How To Be a Durable Human: Revive and Thrive in the Digital Age Through the Power of Self-Design by Jenifer Joy Madden.

From Kirkus Reviews: Madden (The Durable Human Manifesto, 2013), a member of the National Association of Science Writers and the Society of Environmental Journalists, warns that with their current dependence on technology, humans are not only losing muscle mass and memory, but also opening themselves up to the possibility of being superseded by robots. She calls her proposed solution the “Triple Crown of Durability”: self-reliance, genuine relationships, and curiosity. According to the author, the barriers to healthy development are considerable, ranging from the metabolic diseases associated with a sedentary lifestyle to the eye strain caused by frequent screen use. She also frets over the energy emitted by Wi-Fi–enabled devices, which she rather whimsically refers to as “The Glow.” A possible association between cellphone use and cancer remains controversial, but a few high-profile cases have made it at least seem prudent to use hands-free devices whenever possible and not store cellphones and tablets on one’s person. Luckily, this book is not all doom and gloom: rather than leaving it at plain scaremongering, it lists straightforward mitigation strategies at every turn. Madden enumerates simple ways to add more walking and standing to each workday and suggests that cutting time with gadgets by spending more moments outside contributes to better health and sleep, especially for children. Many problems boil down to having an overloaded brain, she explains, so mindfulness and decompression through music, conversation, or exercise are essential. Anecdotes and everyday metaphors help to drive the lessons home.

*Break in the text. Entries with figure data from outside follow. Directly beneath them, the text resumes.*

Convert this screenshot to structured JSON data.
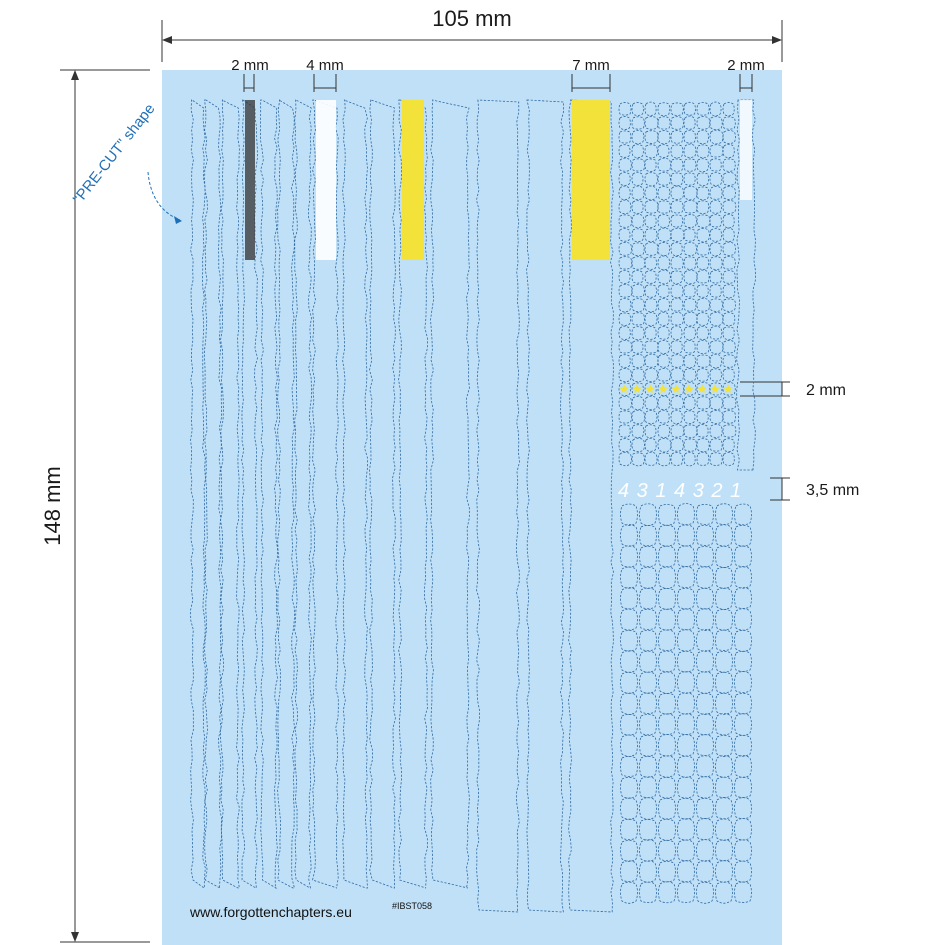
{
  "sheet": {
    "background": "#bfe0f7",
    "cut_color": "#2f6aa3",
    "yellow": "#f2e23a",
    "white": "#ffffff",
    "dark": "#333333"
  },
  "dimensions": {
    "width_label": "105 mm",
    "height_label": "148 mm",
    "strip_2mm_label": "2 mm",
    "strip_4mm_label": "4 mm",
    "strip_7mm_label": "7 mm",
    "strip_2mm_right_label": "2 mm",
    "star_row_label": "2 mm",
    "numeral_label": "3,5 mm"
  },
  "annotation": {
    "precut_label": "\"PRE-CUT\" shape"
  },
  "footer": {
    "website": "www.forgottenchapters.eu",
    "product_code": "#IBST058"
  },
  "numerals_sample": "4 3 1 4 3 2 1"
}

For instance, Madden was forced to pay better attention when she fell off her folding bike because she didn’t secure the handlebars properly. She deftly equates sleep to the body performing a thorough cleanup of its systems like a dishwasher and compares working memory to an often leaky bucket. Sometimes the book seems overly indebted to opinions and quotations from other authors, but that doesn’t significantly detract from how useful a compendium of knowledge it should prove to be.
An all-too-relevant and eminently practical book that offers health strategies in a gadget-packed world.